I made a small regex replacement to do this. This is in PowerShell at the moment (for prototyping, I will convert it to C # later):
'Here' a text with tooooooooooooo long words','This is sweeeeeeeeeeeeeeeet! And something more.' | % { [Regex]::Replace($_, '(\w*?)(\w)\2{2,}(\w*)', { $m = $args[0] if ($m.Value.Length -gt 6) { $l = 6 - $m.Groups[1].Length - $m.Groups[3].Length $m.Groups[1].Value + $m.Groups[2].Value * $l + $m.Groups[3].Value } }) }
Output:
Here a text with tooooo long words This is sweeet! And something more.
What this does is search for character runs ( \w for now, should be changed to something reasonable) that follow the pattern (something)(repeated character more than two times)(something else) . To replace it, he uses a function that checks to see if its length has the required maximum length, then calculates how long the repeated part can really still match the total length, and then shortens only the repeated part to that length.

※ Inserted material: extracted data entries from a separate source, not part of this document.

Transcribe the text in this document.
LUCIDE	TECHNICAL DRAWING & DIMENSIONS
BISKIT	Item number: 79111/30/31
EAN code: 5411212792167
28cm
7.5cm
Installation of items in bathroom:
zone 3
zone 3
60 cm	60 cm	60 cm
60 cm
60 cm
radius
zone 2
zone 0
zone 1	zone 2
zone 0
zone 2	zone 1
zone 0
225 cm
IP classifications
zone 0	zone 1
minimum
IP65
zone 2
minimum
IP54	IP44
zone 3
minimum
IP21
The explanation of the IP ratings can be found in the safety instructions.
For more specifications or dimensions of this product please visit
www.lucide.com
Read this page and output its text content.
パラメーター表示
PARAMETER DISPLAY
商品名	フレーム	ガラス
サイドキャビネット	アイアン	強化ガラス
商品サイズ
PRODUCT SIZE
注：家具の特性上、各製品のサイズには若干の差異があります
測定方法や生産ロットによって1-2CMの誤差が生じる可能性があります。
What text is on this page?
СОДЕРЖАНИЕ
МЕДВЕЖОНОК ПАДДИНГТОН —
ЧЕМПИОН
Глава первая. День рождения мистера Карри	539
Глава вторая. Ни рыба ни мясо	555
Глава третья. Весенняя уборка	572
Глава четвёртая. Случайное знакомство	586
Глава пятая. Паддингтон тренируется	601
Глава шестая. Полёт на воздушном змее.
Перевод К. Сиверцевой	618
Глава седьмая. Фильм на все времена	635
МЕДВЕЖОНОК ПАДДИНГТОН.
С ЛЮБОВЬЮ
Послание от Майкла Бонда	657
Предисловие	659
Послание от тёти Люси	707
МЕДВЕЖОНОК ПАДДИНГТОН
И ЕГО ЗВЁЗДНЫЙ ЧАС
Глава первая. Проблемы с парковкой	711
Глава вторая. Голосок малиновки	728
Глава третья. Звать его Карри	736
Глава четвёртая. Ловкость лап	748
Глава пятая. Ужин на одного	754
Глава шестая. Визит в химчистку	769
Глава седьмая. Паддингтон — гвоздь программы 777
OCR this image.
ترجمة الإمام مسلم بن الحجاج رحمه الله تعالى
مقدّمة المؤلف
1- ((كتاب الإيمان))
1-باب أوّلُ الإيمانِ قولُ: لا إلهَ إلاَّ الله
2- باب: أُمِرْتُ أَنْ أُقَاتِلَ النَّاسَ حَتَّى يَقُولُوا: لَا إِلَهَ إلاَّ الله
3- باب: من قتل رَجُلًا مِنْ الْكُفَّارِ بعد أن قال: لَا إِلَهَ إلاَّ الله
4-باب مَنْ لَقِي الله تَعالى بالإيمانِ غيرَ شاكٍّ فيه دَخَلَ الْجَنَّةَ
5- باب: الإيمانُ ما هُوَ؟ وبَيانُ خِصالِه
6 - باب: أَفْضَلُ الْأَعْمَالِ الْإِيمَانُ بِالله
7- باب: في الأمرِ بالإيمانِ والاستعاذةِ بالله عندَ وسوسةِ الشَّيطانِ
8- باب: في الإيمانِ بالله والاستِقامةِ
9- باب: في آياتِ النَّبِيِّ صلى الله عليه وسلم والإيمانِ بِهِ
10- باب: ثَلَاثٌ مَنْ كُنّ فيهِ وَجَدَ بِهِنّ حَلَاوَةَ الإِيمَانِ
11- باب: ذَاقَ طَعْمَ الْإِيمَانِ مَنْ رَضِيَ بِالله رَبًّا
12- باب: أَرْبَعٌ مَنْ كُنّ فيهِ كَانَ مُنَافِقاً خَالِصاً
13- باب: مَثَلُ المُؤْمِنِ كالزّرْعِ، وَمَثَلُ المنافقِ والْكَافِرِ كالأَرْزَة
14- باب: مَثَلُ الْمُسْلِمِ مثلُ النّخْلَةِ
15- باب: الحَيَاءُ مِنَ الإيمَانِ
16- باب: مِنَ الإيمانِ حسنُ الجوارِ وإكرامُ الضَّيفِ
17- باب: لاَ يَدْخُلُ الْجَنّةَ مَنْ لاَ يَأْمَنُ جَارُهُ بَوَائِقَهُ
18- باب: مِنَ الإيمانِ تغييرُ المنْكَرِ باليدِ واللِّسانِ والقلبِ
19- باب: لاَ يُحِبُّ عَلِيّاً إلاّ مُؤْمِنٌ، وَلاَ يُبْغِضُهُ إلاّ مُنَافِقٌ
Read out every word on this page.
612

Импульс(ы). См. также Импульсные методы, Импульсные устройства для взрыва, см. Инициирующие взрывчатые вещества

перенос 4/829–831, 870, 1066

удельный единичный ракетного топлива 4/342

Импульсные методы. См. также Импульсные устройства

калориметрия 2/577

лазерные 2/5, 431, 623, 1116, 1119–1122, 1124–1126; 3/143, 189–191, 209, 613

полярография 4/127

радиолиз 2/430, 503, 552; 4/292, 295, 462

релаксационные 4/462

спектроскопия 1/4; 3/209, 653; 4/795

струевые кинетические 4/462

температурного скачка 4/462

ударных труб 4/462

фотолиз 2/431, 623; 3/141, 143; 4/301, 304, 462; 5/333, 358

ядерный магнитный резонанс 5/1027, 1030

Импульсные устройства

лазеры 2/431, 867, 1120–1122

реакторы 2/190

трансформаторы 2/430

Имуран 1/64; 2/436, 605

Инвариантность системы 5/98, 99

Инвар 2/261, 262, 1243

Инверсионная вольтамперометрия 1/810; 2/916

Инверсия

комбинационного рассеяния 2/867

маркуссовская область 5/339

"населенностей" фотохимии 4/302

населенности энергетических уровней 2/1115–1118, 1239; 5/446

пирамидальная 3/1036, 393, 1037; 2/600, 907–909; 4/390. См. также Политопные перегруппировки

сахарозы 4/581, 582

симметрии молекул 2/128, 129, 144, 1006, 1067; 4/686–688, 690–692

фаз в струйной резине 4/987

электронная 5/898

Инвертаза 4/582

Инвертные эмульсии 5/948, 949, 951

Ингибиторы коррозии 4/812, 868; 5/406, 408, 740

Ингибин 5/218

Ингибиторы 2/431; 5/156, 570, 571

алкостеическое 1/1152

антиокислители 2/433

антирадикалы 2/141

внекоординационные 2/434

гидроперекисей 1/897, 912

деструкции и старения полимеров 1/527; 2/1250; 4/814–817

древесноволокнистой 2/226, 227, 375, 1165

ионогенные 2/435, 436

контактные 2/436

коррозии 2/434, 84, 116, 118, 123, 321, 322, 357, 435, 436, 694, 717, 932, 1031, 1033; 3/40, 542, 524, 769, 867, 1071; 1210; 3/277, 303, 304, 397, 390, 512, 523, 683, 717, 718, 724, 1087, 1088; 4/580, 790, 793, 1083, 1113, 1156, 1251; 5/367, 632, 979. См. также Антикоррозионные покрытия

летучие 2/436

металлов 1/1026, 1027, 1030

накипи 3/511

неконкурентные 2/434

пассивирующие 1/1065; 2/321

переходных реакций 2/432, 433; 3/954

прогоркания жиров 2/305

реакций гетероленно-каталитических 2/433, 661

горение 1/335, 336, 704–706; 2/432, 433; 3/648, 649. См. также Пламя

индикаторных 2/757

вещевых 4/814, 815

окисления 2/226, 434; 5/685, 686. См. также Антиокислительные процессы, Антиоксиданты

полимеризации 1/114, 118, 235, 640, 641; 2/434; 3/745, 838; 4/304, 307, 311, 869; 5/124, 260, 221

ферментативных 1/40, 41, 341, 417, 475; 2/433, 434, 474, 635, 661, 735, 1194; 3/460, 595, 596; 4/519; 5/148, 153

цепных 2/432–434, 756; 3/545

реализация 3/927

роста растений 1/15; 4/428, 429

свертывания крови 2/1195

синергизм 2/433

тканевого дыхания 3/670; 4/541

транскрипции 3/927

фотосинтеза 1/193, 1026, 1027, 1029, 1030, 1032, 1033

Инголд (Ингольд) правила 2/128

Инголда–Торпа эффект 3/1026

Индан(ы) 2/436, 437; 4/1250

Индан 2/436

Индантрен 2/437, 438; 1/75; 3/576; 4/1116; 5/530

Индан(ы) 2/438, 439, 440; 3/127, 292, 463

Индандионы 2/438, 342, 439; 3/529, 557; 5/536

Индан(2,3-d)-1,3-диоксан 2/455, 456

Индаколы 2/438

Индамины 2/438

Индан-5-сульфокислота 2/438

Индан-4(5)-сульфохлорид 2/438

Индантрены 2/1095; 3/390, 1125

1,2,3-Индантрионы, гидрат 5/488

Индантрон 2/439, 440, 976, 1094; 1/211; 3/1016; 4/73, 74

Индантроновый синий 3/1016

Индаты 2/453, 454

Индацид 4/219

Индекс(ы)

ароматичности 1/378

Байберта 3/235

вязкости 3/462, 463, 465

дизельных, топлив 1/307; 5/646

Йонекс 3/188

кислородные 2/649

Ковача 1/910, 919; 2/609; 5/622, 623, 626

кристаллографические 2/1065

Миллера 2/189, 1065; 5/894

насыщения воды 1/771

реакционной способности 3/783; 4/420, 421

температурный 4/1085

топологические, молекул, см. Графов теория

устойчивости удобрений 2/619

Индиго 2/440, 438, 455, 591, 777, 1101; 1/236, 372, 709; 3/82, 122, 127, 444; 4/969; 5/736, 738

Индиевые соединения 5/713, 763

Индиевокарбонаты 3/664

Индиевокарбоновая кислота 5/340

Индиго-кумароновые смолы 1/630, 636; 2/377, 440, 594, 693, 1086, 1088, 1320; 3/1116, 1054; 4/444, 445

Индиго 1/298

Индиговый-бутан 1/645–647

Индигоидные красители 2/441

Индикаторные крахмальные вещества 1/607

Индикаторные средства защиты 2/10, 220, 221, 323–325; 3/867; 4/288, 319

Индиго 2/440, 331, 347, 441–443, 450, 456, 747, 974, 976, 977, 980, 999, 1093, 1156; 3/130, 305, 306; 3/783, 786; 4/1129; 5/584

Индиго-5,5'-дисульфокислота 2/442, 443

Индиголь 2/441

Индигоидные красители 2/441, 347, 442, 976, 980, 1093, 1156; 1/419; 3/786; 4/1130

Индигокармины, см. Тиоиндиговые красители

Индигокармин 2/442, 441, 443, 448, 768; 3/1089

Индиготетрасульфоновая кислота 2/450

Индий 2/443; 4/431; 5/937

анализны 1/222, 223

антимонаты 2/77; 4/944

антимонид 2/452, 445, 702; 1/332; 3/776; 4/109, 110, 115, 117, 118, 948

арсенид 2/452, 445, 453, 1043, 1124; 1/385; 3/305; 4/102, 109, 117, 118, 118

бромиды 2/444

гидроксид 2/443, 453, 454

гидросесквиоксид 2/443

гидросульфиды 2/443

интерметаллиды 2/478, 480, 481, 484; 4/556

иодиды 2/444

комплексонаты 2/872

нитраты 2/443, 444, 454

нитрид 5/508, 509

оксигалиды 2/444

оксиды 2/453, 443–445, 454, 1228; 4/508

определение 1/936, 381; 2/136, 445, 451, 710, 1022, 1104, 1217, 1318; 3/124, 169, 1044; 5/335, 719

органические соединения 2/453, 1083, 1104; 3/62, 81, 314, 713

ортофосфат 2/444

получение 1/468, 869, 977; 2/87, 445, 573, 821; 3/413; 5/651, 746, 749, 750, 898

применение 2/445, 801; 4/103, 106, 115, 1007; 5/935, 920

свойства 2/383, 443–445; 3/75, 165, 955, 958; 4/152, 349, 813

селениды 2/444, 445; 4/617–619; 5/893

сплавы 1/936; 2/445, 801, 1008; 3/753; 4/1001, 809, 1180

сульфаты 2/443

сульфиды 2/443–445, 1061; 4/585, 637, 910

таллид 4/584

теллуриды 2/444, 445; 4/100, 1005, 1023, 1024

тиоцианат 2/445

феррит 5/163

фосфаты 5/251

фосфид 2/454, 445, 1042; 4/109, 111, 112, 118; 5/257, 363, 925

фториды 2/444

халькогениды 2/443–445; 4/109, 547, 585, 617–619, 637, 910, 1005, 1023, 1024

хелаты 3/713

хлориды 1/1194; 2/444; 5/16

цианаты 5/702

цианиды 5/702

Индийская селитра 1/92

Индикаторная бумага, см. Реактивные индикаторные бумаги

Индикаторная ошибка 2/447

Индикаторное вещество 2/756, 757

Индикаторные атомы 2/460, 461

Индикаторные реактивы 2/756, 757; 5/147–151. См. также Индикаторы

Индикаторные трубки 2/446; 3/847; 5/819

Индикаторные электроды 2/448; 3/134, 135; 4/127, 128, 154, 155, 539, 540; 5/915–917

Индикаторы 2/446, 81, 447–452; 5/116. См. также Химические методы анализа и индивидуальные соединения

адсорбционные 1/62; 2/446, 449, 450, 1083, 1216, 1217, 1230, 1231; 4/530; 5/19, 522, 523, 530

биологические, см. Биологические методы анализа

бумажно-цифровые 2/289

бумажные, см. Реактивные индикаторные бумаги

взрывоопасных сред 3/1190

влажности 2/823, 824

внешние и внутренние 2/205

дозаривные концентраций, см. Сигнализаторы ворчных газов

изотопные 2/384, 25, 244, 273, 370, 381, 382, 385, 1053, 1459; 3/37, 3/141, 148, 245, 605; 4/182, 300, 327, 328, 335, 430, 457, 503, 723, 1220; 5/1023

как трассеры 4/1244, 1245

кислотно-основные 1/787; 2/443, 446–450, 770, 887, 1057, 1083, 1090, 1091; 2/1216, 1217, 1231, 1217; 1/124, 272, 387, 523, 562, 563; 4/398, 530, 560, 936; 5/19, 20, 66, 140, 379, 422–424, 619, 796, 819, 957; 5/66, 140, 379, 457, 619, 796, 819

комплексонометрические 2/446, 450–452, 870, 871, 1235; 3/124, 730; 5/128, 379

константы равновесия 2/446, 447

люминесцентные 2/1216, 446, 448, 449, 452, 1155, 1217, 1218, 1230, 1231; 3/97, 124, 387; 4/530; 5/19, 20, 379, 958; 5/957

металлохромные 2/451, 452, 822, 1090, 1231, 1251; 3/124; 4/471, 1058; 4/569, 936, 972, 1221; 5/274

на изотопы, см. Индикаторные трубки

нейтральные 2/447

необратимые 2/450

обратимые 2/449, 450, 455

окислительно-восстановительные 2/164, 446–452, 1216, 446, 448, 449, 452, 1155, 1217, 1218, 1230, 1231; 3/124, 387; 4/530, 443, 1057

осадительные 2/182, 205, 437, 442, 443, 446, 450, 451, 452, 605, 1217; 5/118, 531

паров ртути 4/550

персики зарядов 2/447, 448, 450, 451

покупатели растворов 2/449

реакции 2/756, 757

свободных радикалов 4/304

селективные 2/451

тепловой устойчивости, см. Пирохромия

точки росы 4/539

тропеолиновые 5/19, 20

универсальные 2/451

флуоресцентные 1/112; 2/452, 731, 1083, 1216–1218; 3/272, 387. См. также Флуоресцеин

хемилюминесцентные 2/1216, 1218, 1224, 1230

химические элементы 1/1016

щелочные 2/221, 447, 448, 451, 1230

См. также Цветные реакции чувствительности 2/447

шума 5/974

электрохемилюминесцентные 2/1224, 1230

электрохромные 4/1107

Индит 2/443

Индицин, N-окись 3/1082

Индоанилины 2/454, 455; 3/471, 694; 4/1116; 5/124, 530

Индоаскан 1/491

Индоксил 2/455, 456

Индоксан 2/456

This is messy. He will not be able to truncate words that are otherwise very long (for example, โsomethingโ in the second test sentence), and also to change the set of characters that make up words. Think that this can be a starting point if you want to go this route, but not a ready-made solution.
C # code:
public static string TrimLongWords(this string original, int maxCount) { return Regex.Replace(original, @"(\w*?)(\w)\2{2,}(\w*)", delegate(Match m) { var first = m.Groups[0].Value; var rep = m.Groups[1].Value; var last = m.Groups[2].Value; if (m.Value.Length > maxCount) { var l = maxCount - first.Length - last.Length; return first + new string(rep[0], l) + last; } return m.Value; }); }
A nicer option for a character class is likely to be similar to \p{L} , depending on your needs.